BVS in STEMI: lo scenario ideale?
4 Settembre 2015decenza quotidiana
5 Settembre 2015A cura di Stefano Savonitto
Le evidenze a favore di una strategia riperfusiva immediata sono schiaccianti nell’infarto miocardico con ST sopraslivellato (STEMI), e i suoi risultati a lungo termine sono stati ben epigrafati da Robert Califf nell’editoriale di commento al follow-up a 10 anni dello studio GISSI, in cui le curve di sopravvivenza si mantenevano parallele e significativamente diverse fino a 10 anni dalla randomizzazione1: “ten years of benefit for a one-hour intervention”2. Il meccanismo più verosimile per questo durevole beneficio è il risparmio di funzione cardiaca garantito da una riperfusione precoce del miocardio infartuale.
Sembra non essere la stessa cosa per la sindrome coronarica acuta senza sopraslivellamento del tratto ST (NSTEACS), in cui, a giudicare dai dati recentemente pubblicati del follow-up a 10 anni dello studio RITA 33, il guadagno di “un’ ora d’intervento” non si mantiene così a lungo. Gli Autori del lavoro pubblicato sul Journal of the American College of Cardiology si spingono a dire che forse le Linee Guida dovrebbero essere riviste e che “further trials are warranted”.
Francamente, sono sorpreso da questa reazione degli Autori. Il dato eccezionale, inatteso, era semmai una significativa differenza di mortalità del 24% a cinque anni di follow-up tra il braccio “routine early invasive” e quello “selective invasive”4, un dato non osservato in altri simili studi e nemmeno nelle relative metanalisi5. Più di una plausibile spiegazione esiste per il minor impatto di una strategia sistematicamente invasiva nella NSTEACS.
- In primis, se è vero che il meccanismo primario per il beneficio della riperfusione nello STEMI (la minor perdita di funzione ventricolare sinistra), questo effetto è verosimilmente molto modesto, if any, nella NSTEACS dove raramente l’evento acuto è causa di una significativa perdita di miocardio. Non sono per niente rari i pazienti che perdono 20 e anche 30 punti di frazione d’eiezione ventricolare sinistra a causa di uno STEMI (spesso il primo), mentre ciò è rarissimo a seguito di un NSTEMI.

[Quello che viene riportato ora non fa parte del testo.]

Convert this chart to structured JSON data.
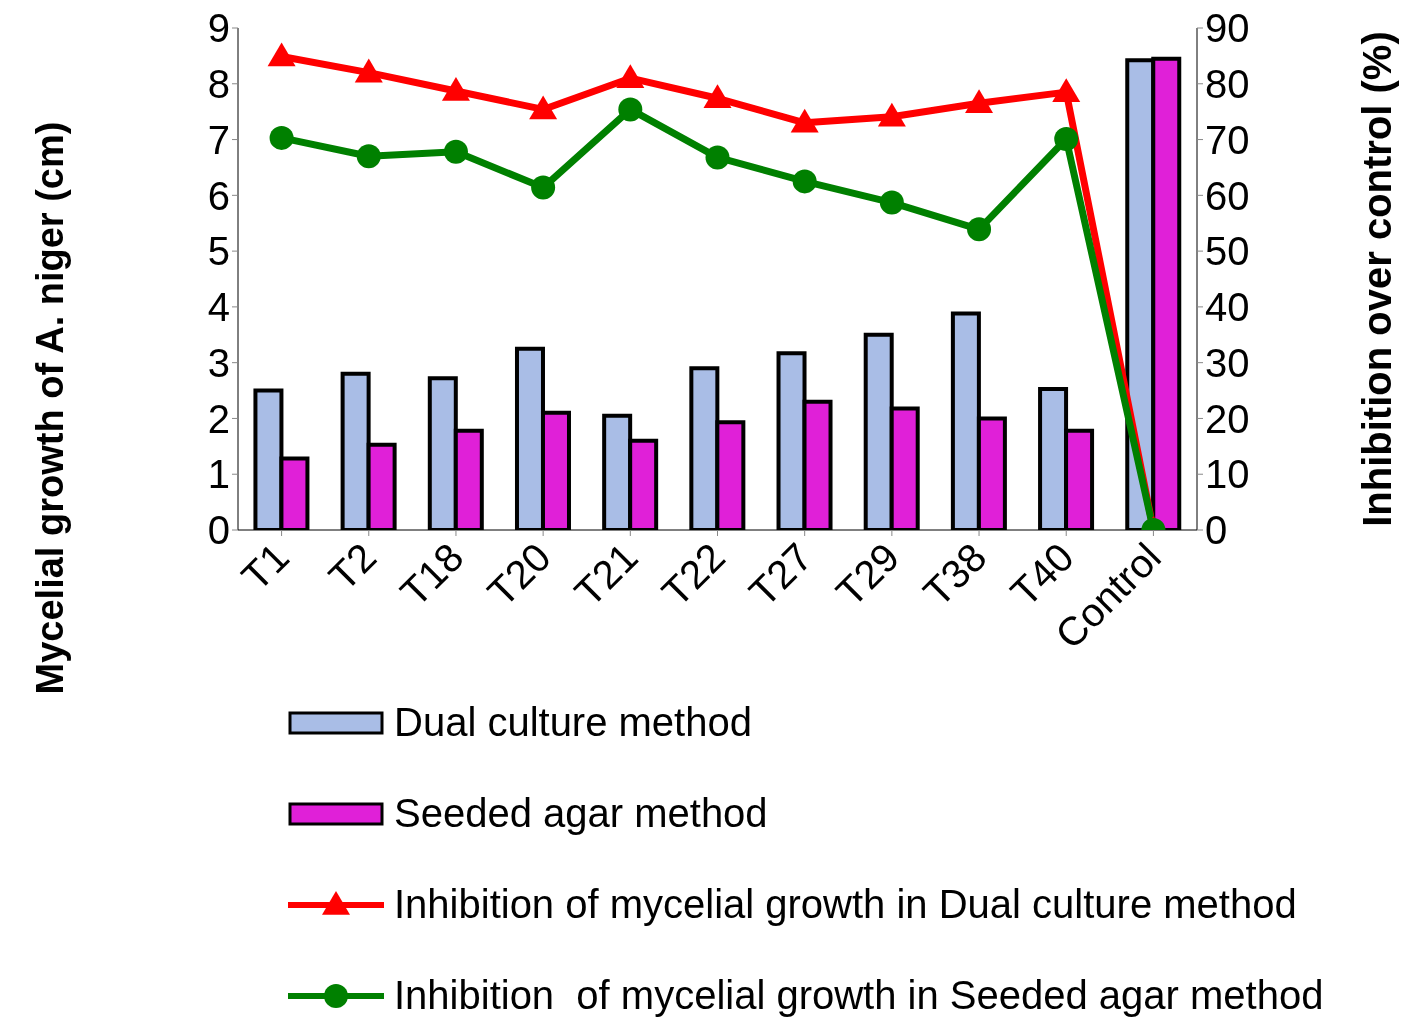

- In secundis, mentre nello STEMI oltre il 90% dei pazienti sottoposti a coronarografia vanno incontro a rivascolarizzazione immediata, e per di più dell’arteria massimamente colpevole della disfunzione cardiaca, questo non si verifica per la NSTEACS, dove la malattia è spesso multivasale e l’arteria colpevole non sempre chiaramente individuabile, o di importanza non vitale, tanto che solo il 60% circa dei pazienti sottoposti a coronarografia va in contro a rivascolarizzazione. Questo dato è numericamente simile al 60% di riperfusione ottenibile con la fibrinolisi, ma in questo caso si tratta dell’arteria infartuale!

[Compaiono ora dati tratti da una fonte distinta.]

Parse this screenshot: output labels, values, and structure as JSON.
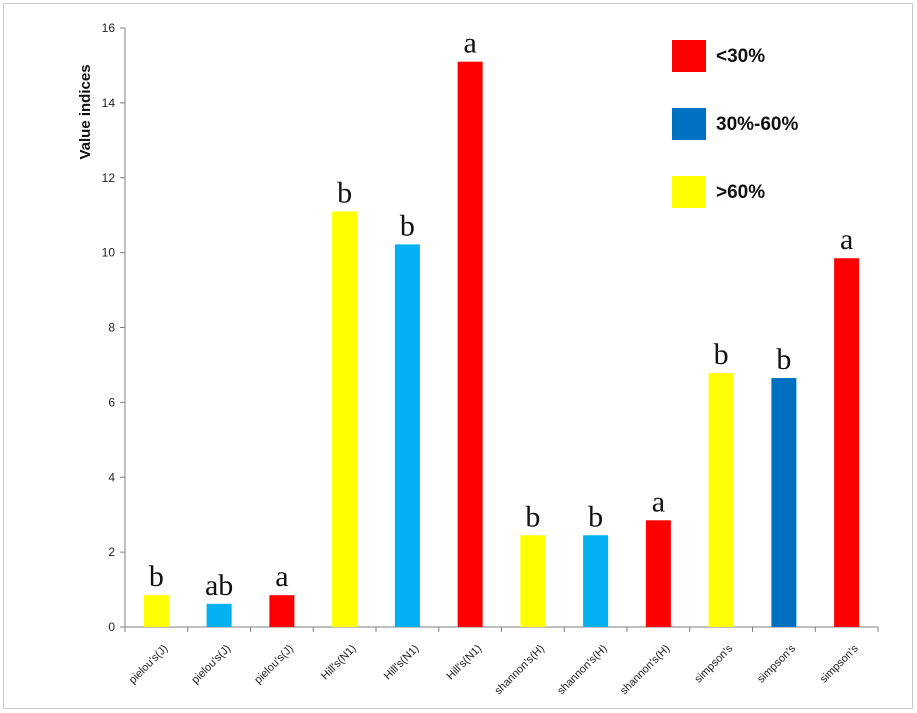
{
  "chart_data": {
    "type": "bar",
    "title": "",
    "xlabel": "",
    "ylabel": "Value indices",
    "ylim": [
      0,
      16
    ],
    "yticks": [
      0,
      2,
      4,
      6,
      8,
      10,
      12,
      14,
      16
    ],
    "grid": false,
    "legend_position": "top-right",
    "categories": [
      "pielou's(J)",
      "pielou's(J)",
      "pielou's(J)",
      "Hill's(N1)",
      "Hill's(N1)",
      "Hill's(N1)",
      "shannon's(H)",
      "shannon's(H)",
      "shannon's(H)",
      "simpson's",
      "simpson's",
      "simpson's"
    ],
    "values": [
      0.85,
      0.62,
      0.85,
      11.1,
      10.22,
      15.1,
      2.45,
      2.45,
      2.85,
      6.78,
      6.65,
      9.85
    ],
    "bar_colors": [
      "#ffff00",
      "#00b0f0",
      "#ff0000",
      "#ffff00",
      "#00b0f0",
      "#ff0000",
      "#ffff00",
      "#00b0f0",
      "#ff0000",
      "#ffff00",
      "#0070c0",
      "#ff0000"
    ],
    "annotations": [
      "b",
      "ab",
      "a",
      "b",
      "b",
      "a",
      "b",
      "b",
      "a",
      "b",
      "b",
      "a"
    ],
    "legend": [
      {
        "label": "<30%",
        "color": "#ff0000"
      },
      {
        "label": "30%-60%",
        "color": "#0070c0"
      },
      {
        "label": ">60%",
        "color": "#ffff00"
      }
    ]
  }
}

- In tertiis, le caratteristiche basali dei pazienti con NSTEACS sono più gravi di quelle dei pazienti con STEMI, e queste peggiori caratteristiche (età più avanzata, precedente infarto miocardico o scompenso ed estensione della malattia coronarica) sono tutte risultate predittori indipendenti di mortalità a 10 anni nello stesso studio RITA 33: ossia, il destino del paziente NSTEMI è segnato già prima dell’ evento acuto che spesso è solo l’ ultimo di molti eventi silenti o l’ epifenomeno di una malattia già molto avanzata.

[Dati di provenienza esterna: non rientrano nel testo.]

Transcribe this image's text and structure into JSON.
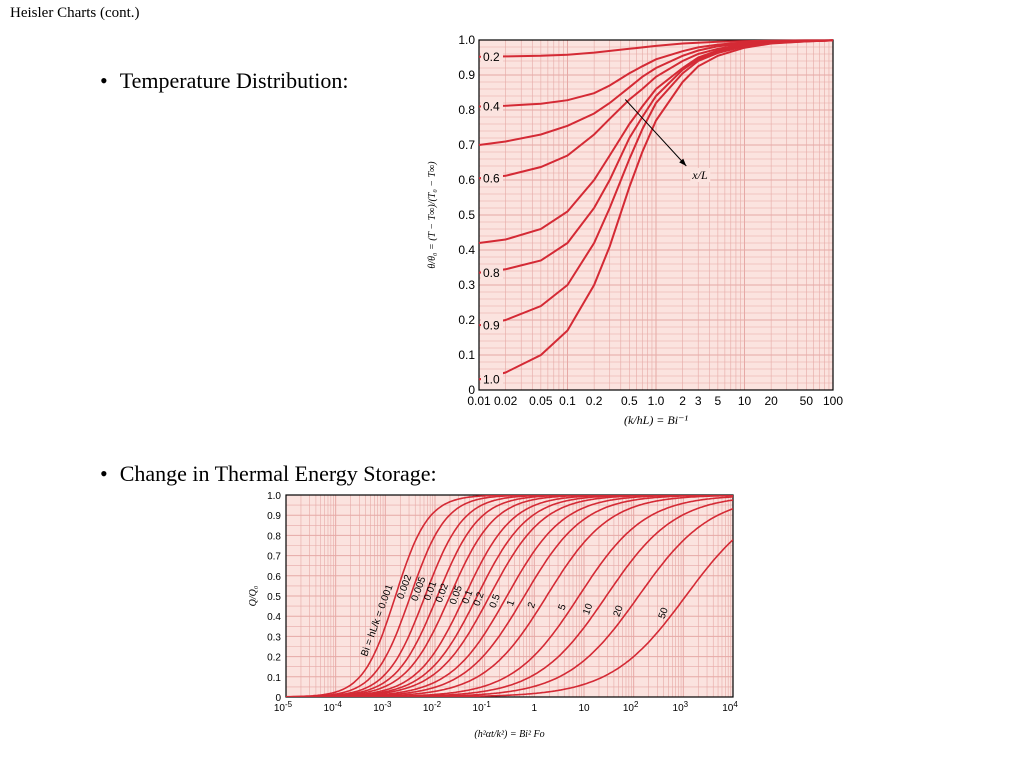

Restringendo il campo alla sola NSTEACS, un beneficio importante da un trattamento direttamente invasivo si è visto nei pazienti a maggior rischio identificati in qualsivoglia maniera: troponina positiva, risk score vari, o anche solo l’età avanzata, come nel caso della FIR collaboration (la messa in comune dei database degli studi FRISC II, ICTUS e RITA 3) in cui il beneficio è risultato evidente solo nei pazienti anziani6. Lo studio RITA 3 (ma anche i suoi fratelli FRISC 2 e ICTUS) ha invece arruolato pazienti a rischio basso o intermedio, avendo escluso quelli in cui la presentazione clinica o il quadro angiografico rendevano obbligatoria la rivascolarizzazione. A seguito dell’angiografia, erano esclusi da RITA 3 anche i pazienti in cui una rivascolarizzazione non sarebbe stata possibile o sarebbe risultata inappropriata. Inoltre, solo il 25% dei pazienti avevano elevazione dei biomarker (creatina kinasi o troponina), e solo il 13% erano diabetici. Da un lato quindi lo studio ha giustamente arruolato pazienti candidabili sia all’ opzione medica che alla rivascolarizzazione; dall’altro, sono stati verosimilmente arruolati molti pazienti con angina da sforzo a bassa soglia e coronaropatia critica, ma senza una vera ACS, in cui nessuno studio ha mai dimostrato un vero beneficio della rivascolarizzazione in termini di mortalità. Questo è anche dimostrato dalla bassa mortalità globale, circa 2.5% a un anno, a dispetto del 9% a sei mesi registrato in oltre la metà dei pazienti arruolati nel U.K. Myocardial Ischaemia National Audit Project registry7, o al 15% a un anno osservato nell’Italian Elderly ACS trial8 in cui i pazienti erano arruolati prima di eseguire l’ angiografia.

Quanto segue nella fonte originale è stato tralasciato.